According to him, the same rules applied to all unit commanders, as well as to the commanders of Tactical groups. When asked whether he had ever heard that Delalic had initiated disciplinary proceedings against any of his subordinates Pasalic replied that he was unaware of that.

Pasalic only learnt about the inmates at the Celebici camp in November 1992, six months after the camp had been set up. Pasalic was then appointed commander of the newly-formed Fourth Corps of the Army of B-H, which encompassed the units from the area of Konjic, where Celebici is situated. Upon arrival at Konjic, the new commander was informed that prisoners were being held in the former JNA warehouse, and heard rumours of people missing and believed killed.

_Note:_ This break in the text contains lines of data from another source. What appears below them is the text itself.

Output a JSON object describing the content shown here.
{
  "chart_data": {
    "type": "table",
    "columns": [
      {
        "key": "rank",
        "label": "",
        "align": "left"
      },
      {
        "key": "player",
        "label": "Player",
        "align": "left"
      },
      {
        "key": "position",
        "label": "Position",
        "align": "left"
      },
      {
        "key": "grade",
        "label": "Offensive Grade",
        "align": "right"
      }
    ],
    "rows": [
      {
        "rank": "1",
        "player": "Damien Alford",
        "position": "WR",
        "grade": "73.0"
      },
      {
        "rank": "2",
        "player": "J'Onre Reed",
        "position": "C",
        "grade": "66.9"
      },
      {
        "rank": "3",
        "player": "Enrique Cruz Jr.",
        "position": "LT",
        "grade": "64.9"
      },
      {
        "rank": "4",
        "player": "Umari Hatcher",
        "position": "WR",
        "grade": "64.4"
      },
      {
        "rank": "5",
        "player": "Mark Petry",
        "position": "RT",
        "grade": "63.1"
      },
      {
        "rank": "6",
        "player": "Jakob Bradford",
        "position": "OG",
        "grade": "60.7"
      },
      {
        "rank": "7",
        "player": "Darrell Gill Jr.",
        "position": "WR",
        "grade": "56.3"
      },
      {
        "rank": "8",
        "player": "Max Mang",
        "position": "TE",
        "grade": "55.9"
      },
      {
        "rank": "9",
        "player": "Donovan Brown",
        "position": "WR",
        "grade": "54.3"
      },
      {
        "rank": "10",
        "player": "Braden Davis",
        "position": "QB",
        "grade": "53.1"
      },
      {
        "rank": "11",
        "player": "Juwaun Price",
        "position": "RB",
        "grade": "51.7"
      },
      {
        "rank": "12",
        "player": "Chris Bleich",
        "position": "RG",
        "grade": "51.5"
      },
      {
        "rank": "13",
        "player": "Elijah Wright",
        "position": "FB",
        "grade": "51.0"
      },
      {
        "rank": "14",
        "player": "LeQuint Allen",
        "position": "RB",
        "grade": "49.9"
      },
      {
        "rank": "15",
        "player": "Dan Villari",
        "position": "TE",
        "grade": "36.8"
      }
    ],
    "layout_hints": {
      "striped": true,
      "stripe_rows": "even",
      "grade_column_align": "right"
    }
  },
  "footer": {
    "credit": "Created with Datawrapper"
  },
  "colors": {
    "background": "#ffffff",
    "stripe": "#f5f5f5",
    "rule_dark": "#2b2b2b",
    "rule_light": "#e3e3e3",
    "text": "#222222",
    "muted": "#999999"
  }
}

He formed a commission to investigate and ordered that 13 people involved in managing the camp be detained for up to one month, and, finally, brought criminal charges against Delalic, a supreme military authority in the Konjic region, and against Zdravko Mucic, commander of the Celebici camp. Since both men had left Konjic in the meantime, he requested that an arrest warrant be issued for them and sent to Interpol. Delalic and Mucic were arrested in Germany and Austria respectively on the basis of that warrant in February 1996. They were later extradited to the Hague Tribunal which issued an indictment against them - and against Hazim Delic and Esad Landzo - March the same year.

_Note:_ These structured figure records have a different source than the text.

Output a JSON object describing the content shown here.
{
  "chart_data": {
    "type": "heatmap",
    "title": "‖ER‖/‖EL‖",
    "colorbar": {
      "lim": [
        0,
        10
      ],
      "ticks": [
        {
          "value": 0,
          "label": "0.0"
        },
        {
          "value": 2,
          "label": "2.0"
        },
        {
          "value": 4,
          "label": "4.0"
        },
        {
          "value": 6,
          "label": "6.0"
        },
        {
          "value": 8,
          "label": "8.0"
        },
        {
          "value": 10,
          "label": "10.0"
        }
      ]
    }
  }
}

Pasalic denied that he had ever been Delalic's superior. When in November 1992, the Tactical Group I became a part of the Fourth Corps under his command, Delalic had already left Konjic. He admitted, however, that he had given the accused fake Croatian documents, to enable Delalic to move freely on the territory under the control of the Croatian Defence Council (HVO).

During Pasalic's cross-examination, the defence put the case of the Celebici camp into the wider context of the aggression against Bosnia-Herzegovina, the shelling of Konjic and the destruction of nearby Muslim and Croat villages. Pasalic agreed that the situation was "confusing and very complex"; that people with inadequate experience assumed various offices; that the relationship between civilians and the military authorities was not precisely defined; that the army rules were only approved in 1993 and that a multitude of paramilitary formations were active in Bosnia.

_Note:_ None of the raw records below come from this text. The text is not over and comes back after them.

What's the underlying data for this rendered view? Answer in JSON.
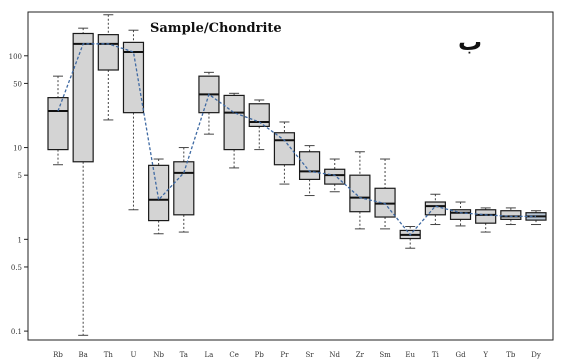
{
  "chart_data": {
    "type": "box",
    "title": "Sample/Chondrite",
    "corner_label": "ب",
    "y_scale": "log10",
    "y_ticks": [
      "100",
      "50",
      "10",
      "5",
      "1",
      "0.5",
      "0.1"
    ],
    "y_tick_values": [
      100,
      50,
      10,
      5,
      1,
      0.5,
      0.1
    ],
    "categories": [
      "Rb",
      "Ba",
      "Th",
      "U",
      "Nb",
      "Ta",
      "La",
      "Ce",
      "Pb",
      "Pr",
      "Sr",
      "Nd",
      "Zr",
      "Sm",
      "Eu",
      "Ti",
      "Gd",
      "Y",
      "Tb",
      "Dy"
    ],
    "x_tick_labels": [
      "Rb",
      "Ba",
      "Th",
      "U",
      "Nb",
      "Ta",
      "La",
      "Ce",
      "Pb",
      "Pr",
      "Sr",
      "Nd",
      "Zr",
      "Sm",
      "Eu",
      "Ti",
      "Gd",
      "Y",
      "Tb",
      "Dy"
    ],
    "series": [
      {
        "boxes": [
          {
            "min": 6.5,
            "q1": 9.5,
            "median": 25,
            "q3": 35,
            "max": 60,
            "fill": "#d4d4d4"
          },
          {
            "min": 0.09,
            "q1": 7,
            "median": 135,
            "q3": 175,
            "max": 200,
            "fill": "#d4d4d4"
          },
          {
            "min": 20,
            "q1": 70,
            "median": 135,
            "q3": 170,
            "max": 280,
            "fill": "#d4d4d4"
          },
          {
            "min": 2.1,
            "q1": 24,
            "median": 110,
            "q3": 140,
            "max": 190,
            "fill": "#d4d4d4"
          },
          {
            "min": 1.15,
            "q1": 1.6,
            "median": 2.7,
            "q3": 6.4,
            "max": 7.5,
            "fill": "#d4d4d4"
          },
          {
            "min": 1.2,
            "q1": 1.85,
            "median": 5.3,
            "q3": 7.0,
            "max": 10,
            "fill": "#d4d4d4"
          },
          {
            "min": 14,
            "q1": 24,
            "median": 38,
            "q3": 60,
            "max": 66,
            "fill": "#d4d4d4"
          },
          {
            "min": 6.0,
            "q1": 9.5,
            "median": 24,
            "q3": 37,
            "max": 39,
            "fill": "#d4d4d4"
          },
          {
            "min": 9.5,
            "q1": 17,
            "median": 19,
            "q3": 30,
            "max": 33,
            "fill": "#d4d4d4"
          },
          {
            "min": 4.0,
            "q1": 6.5,
            "median": 12,
            "q3": 14.5,
            "max": 19,
            "fill": "#d4d4d4"
          },
          {
            "min": 3.0,
            "q1": 4.5,
            "median": 5.5,
            "q3": 9.0,
            "max": 10.5,
            "fill": "#d4d4d4"
          },
          {
            "min": 3.3,
            "q1": 4.0,
            "median": 5.0,
            "q3": 5.8,
            "max": 7.5,
            "fill": "#d4d4d4"
          },
          {
            "min": 1.3,
            "q1": 2.0,
            "median": 2.85,
            "q3": 5.0,
            "max": 9.0,
            "fill": "#d4d4d4"
          },
          {
            "min": 1.3,
            "q1": 1.75,
            "median": 2.45,
            "q3": 3.6,
            "max": 7.5,
            "fill": "#d4d4d4"
          },
          {
            "min": 0.8,
            "q1": 1.02,
            "median": 1.12,
            "q3": 1.25,
            "max": 1.38,
            "fill": "#d4d4d4"
          },
          {
            "min": 1.45,
            "q1": 1.85,
            "median": 2.3,
            "q3": 2.55,
            "max": 3.1,
            "fill": "#d4d4d4"
          },
          {
            "min": 1.4,
            "q1": 1.65,
            "median": 1.95,
            "q3": 2.1,
            "max": 2.55,
            "fill": "#d4d4d4"
          },
          {
            "min": 1.2,
            "q1": 1.5,
            "median": 1.85,
            "q3": 2.1,
            "max": 2.2,
            "fill": "#d4d4d4"
          },
          {
            "min": 1.45,
            "q1": 1.65,
            "median": 1.78,
            "q3": 2.05,
            "max": 2.2,
            "fill": "#d4d4d4"
          },
          {
            "min": 1.45,
            "q1": 1.62,
            "median": 1.78,
            "q3": 1.95,
            "max": 2.05,
            "fill": "#b9c7d6"
          }
        ]
      }
    ],
    "median_line": {
      "style": "dashed",
      "color": "#3f6aa3"
    },
    "grid": false,
    "legend": "none",
    "colors": {
      "axis": "#222222",
      "box_border": "#1a1a1a",
      "whisker": "#444444",
      "median": "#111111"
    }
  }
}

He concluded that "the system of command and control was very complex in the peace time, let alone in the war time. The problems of command were exceptionally big, because we were creating the army in the most difficult of conditions."

Croatian lawyer Zeljko Olujic, defence counsel for Mucic, tripped up while cross-examining Pasalic. He tried to get the general to confirm that there was no conflict between Muslims and Croats between May and November 1992. Pasalic 's answer, however, was unexpected.

"I do not agree with the wording 'the conflict between Muslims and Croats'", Pasalic said. "It was the aggression of the extreme wing of HVO, which was later, to transform into the conflict between the peoples. As far back as July 18, 1992, in the talks with Croatian generals Agotic and Tus…I warned that the existence of B-H as a state was being denied; that the existence of Muslims as the people was being denied, that the existence of the Territorial Defence of B-H was being denied, while it was claimed that was a communist creation. I warned that this would lead to a conflict first between individuals, then units, and finally peoples. Unfortunately, this is exactly what happened."

Olujic had to interrupt the witness. "Let us go back to the Serbs...", he said and reverted to questioning him about the "Serb-communist domination" in the former state and army.